Take into consideration the lackluster creative direction of the company, and there was definitely reason for concern.
A full month into the experiment, however, and it is easy to see that the increased hour has made for a better show.
The most obvious problem with the two-hour format of Raw was the lack of attention paid to any WWE Superstar outside of the main event picture. Since expanding the show, the best midcard talent has seen increased exposure via lengthy tag team and singles matches, while those in the undercard are finally enjoying storylines that will earn them the spotlight they previously didn't get.
For how many weeks did fans beg for Brodus Clay to be given a rivalry rather than endure the same formulaic squash matches every week?
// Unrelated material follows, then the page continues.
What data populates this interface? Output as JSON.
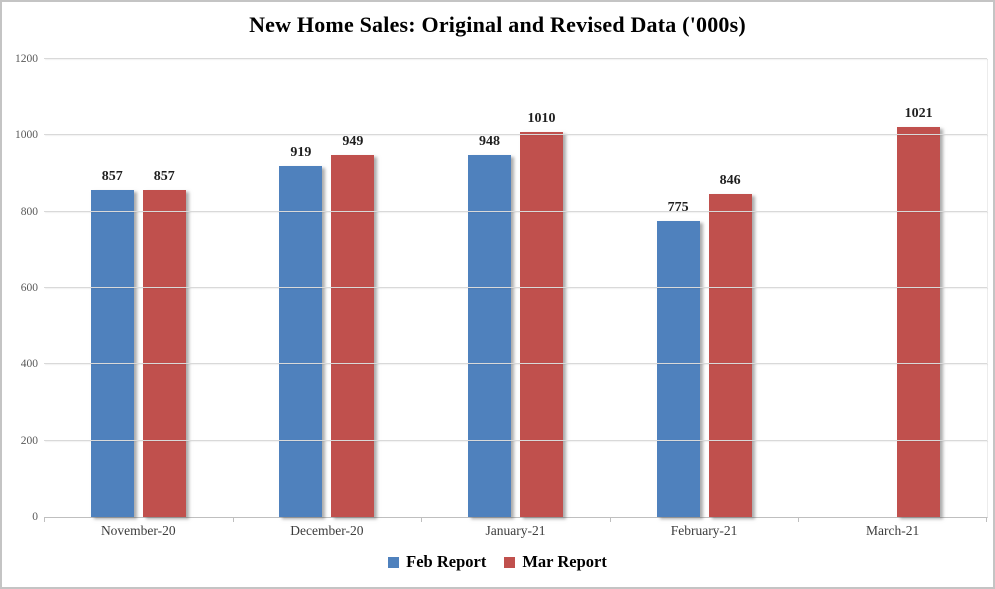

How many fans feared that Damien Sandow's character would become stale before he was actually allowed to do something outside of his normal shtick every week?
Because Raw has more time to focus on other talents, Clay and Sandow have been programmed against each other in a feud that gives them both something to do in hopes of further getting them over with the audience.
Do you believe the three-hour format is hurting or helping Raw?
Ryback, Sin Cara, Cody Rhodes and Jinder Mahal have all been featured on Raw, when, in the past, they would have been saved for SmackDown, the company's B-show.
Is the focus still largely on the top stars? Absolutely.
They are the bread winners for the company, and it would be a major mistake to take the focus off of them. But the longer shows have made it possible for the company to fill its show with more young talent and give fans longer, higher-quality matches.
Are there downfalls to the three-hour format? Absolutely.
There are far too many video recaps. More commercials and advertisements create viewer boredom. As always, there is concern with oversaturation.
When a company has as many talented individuals as WWE has on its roster now, though, having a large enough platform, with enough time to showcase it, can absolutely never be a bad thing.
Could the three-hour format of Raw eventually come back to bite World Wrestling Entertainment? Bet on it. But in its first month of existence, it has done far more better than worse for the show.